ENGINEERING SYSTEMS FOR SAFETY

Software developers have taken note of these developments and are adapting their software in response. For example, Blue Yonder says the latest version of its logistics software, known as Luminate, allows companies to make labor standards adjustments fairly easily because it applies dynamic processes as opposed to set rules, allowing for real-time reprioritization.

Under that approach, customers can set a new “preferred method” for a given warehouse activity—such as requiring pickers to go to the very end of an aisle instead of doubling back—and change the time goal accordingly. Previous generations of LMS software would have required companies to conduct engineering studies, measure the efficiency of the new process, and make those changes manually, Brasca says.

Another way that employers can adapt their LMS platforms to the new workforce realities is by building tighter integrations with WMS software, says Dan Gilmore, chief marketing officer with Softeon, a Reston, Virginia-based supply chain software vendor.

The company offers a tool called “distancing-enabled task management” that combines the timing and labor standards of an LMS, the task-management ability of a WMS, and digital warehouse maps drawn from computer-aided design (CAD) files. When used in conjunction with wireless real-time location system (RTLS) tags worn by workers, the system allows managers to know where every employee is, where their next pick will be, and how fast they’ll reach it, Gilmore says.

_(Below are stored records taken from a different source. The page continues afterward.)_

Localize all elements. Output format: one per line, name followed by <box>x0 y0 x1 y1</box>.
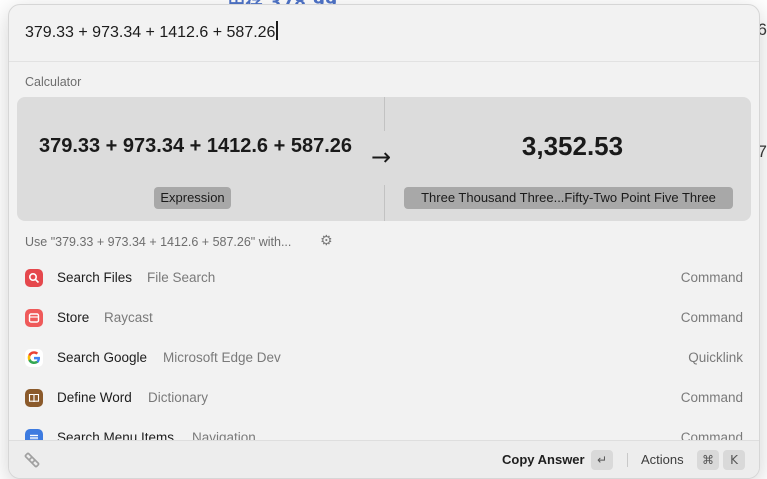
list-item[interactable]: Search Google Microsoft Edge Dev Quickli… <box>9 338 759 378</box>
search-bar[interactable]: 379.33 + 973.34 + 1412.6 + 587.26 <box>9 5 759 62</box>
footer-divider <box>627 453 628 467</box>
list-item-type: Command <box>680 310 743 325</box>
copy-answer-button[interactable]: Copy Answer <box>502 452 585 467</box>
list-item-type: Quicklink <box>688 350 743 365</box>
raycast-logo-icon <box>23 451 41 469</box>
list-item[interactable]: Store Raycast Command <box>9 298 759 338</box>
result-words-chip: Three Thousand Three...Fifty-Two Point F… <box>404 187 733 209</box>
search-files-icon <box>25 269 43 287</box>
command-key-icon: ⌘ <box>697 450 719 470</box>
calculator-divider <box>384 185 385 221</box>
list-item-subtitle: File Search <box>147 270 216 285</box>
list-item-title: Search Files <box>57 270 133 285</box>
k-key-icon: K <box>723 450 745 470</box>
google-icon <box>25 349 43 367</box>
list-item-title: Define Word <box>57 390 132 405</box>
list-item[interactable]: Search Files File Search Command <box>9 258 759 298</box>
actions-button[interactable]: Actions <box>641 452 684 467</box>
gear-icon[interactable]: ⚙ <box>320 234 334 248</box>
list-item-type: Command <box>680 390 743 405</box>
calculator-result-card[interactable]: 379.33 + 973.34 + 1412.6 + 587.26 → 3,35… <box>17 97 751 221</box>
calculator-expression: 379.33 + 973.34 + 1412.6 + 587.26 <box>38 135 353 157</box>
section-label-calculator: Calculator <box>25 75 82 89</box>
list-item-type: Command <box>680 270 743 285</box>
store-icon <box>25 309 43 327</box>
search-query: 379.33 + 973.34 + 1412.6 + 587.26 <box>25 24 276 41</box>
search-input[interactable]: 379.33 + 973.34 + 1412.6 + 587.26 <box>25 21 278 45</box>
list-item-title: Store <box>57 310 90 325</box>
text-caret <box>276 21 278 40</box>
dictionary-icon <box>25 389 43 407</box>
list-item-subtitle: Microsoft Edge Dev <box>163 350 281 365</box>
use-with-label: Use "379.33 + 973.34 + 1412.6 + 587.26" … <box>25 235 292 249</box>
return-key-icon: ↵ <box>591 450 613 470</box>
action-bar: Copy Answer ↵ Actions ⌘ K <box>9 440 759 478</box>
list-item-subtitle: Dictionary <box>148 390 209 405</box>
expression-label-chip: Expression <box>154 187 231 209</box>
list-item[interactable]: Define Word Dictionary Command <box>9 378 759 418</box>
list-item-subtitle: Raycast <box>104 310 153 325</box>
calculator-result: 3,352.53 <box>521 131 624 161</box>
list-item-title: Search Google <box>57 350 148 365</box>
results-list: Search Files File Search Command Store R… <box>9 258 759 443</box>
arrow-right-icon: → <box>371 143 392 171</box>
launcher-window: 379.33 + 973.34 + 1412.6 + 587.26 Calcul… <box>8 4 760 479</box>
calculator-divider <box>384 97 385 131</box>
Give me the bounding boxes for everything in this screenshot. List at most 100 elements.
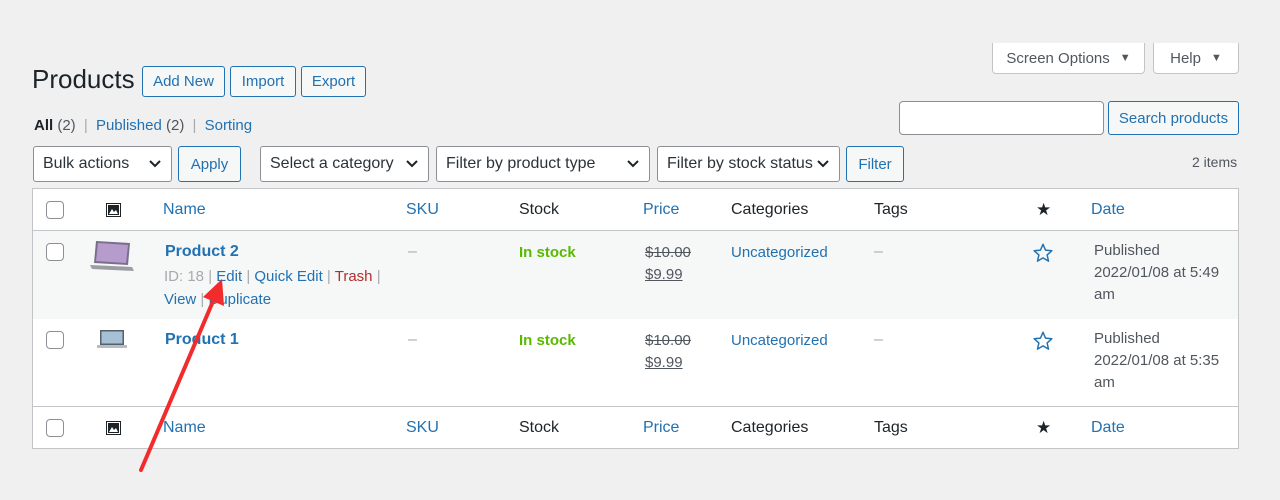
page-title: Products xyxy=(32,64,135,94)
product-type-value: Filter by product type xyxy=(446,155,596,172)
date-line1: 2022/01/08 at 5:35 xyxy=(1094,352,1220,369)
column-stock: Stock xyxy=(519,201,560,218)
post-status: Published xyxy=(1094,330,1160,347)
column-date[interactable]: Date xyxy=(1091,419,1125,437)
regular-price: $10.00 xyxy=(645,244,691,261)
image-icon xyxy=(106,203,121,217)
edit-link[interactable]: Edit xyxy=(216,268,242,285)
column-categories: Categories xyxy=(731,201,809,218)
tags-value: – xyxy=(874,243,883,260)
sku-value: – xyxy=(408,331,417,348)
column-sku[interactable]: SKU xyxy=(406,419,439,437)
separator: | xyxy=(208,268,213,285)
column-price[interactable]: Price xyxy=(643,201,679,219)
view-published[interactable]: Published xyxy=(96,117,162,134)
product-name-link[interactable]: Product 1 xyxy=(165,331,239,349)
filter-button[interactable]: Filter xyxy=(846,146,904,182)
separator: | xyxy=(376,268,381,285)
category-value: Select a category xyxy=(270,155,394,172)
date-line2: am xyxy=(1094,286,1115,303)
row-actions: ID: 18 | Edit | Quick Edit | Trash | xyxy=(164,268,381,285)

“If one worker is still in an aisle, we could broadcast a message to a second worker, saying ‘Do not enter that aisle; don’t go to the assignment yet because the worker ahead is not [finished].’ So we will never allow a picker in a narrow-aisle situation to overtake the first picker,” Gilmore says. “Or we could allocate inventory from a secondary location even if it’s slotted a little farther away and dynamically vary the order of picking in real time.”

Like other experts, Gilmore says the new approach may not be quite as fast as previous practices, but it will allow DCs to continue operating while also keeping workers safe. “You’re probably going to take a little bit of a hit on productivity,” Gilmore says. “But taking a little bit of a hit on productivity to avoid shutting a warehouse down for deep cleaning is probably a pretty good investment.”

KINDER, GENTLER MANAGERS

At the same time they’re adjusting their labor standards—and labor management software—to reflect the new pandemic-era realities, many managers are also adjusting their style. Faced with a severe shortage of labor, they’re doing everything in their power to coax fearful employees to show up for work. To that end, they’re relaxing their usual rules—and in some cases, suspending their absence and tardiness policies—to encourage employees to keep coming in, Schnorbach says.

The question now is, are these changes here to stay? Companies may view them as temporary measures. But workers may decide they like the new normal and resist attempts to reimpose the old standards once the pandemic subsides. And now that the balance of power has shifted, it’s anybody’s guess who would prevail.

“It will be interesting to see what happens with labor in the long term,” Schnorbach says. “Going into the pandemic, our customers were seeing an enormous shortage of labor. And now workers have gained a little leverage because [companies] have realized how important it is to have them in the building.”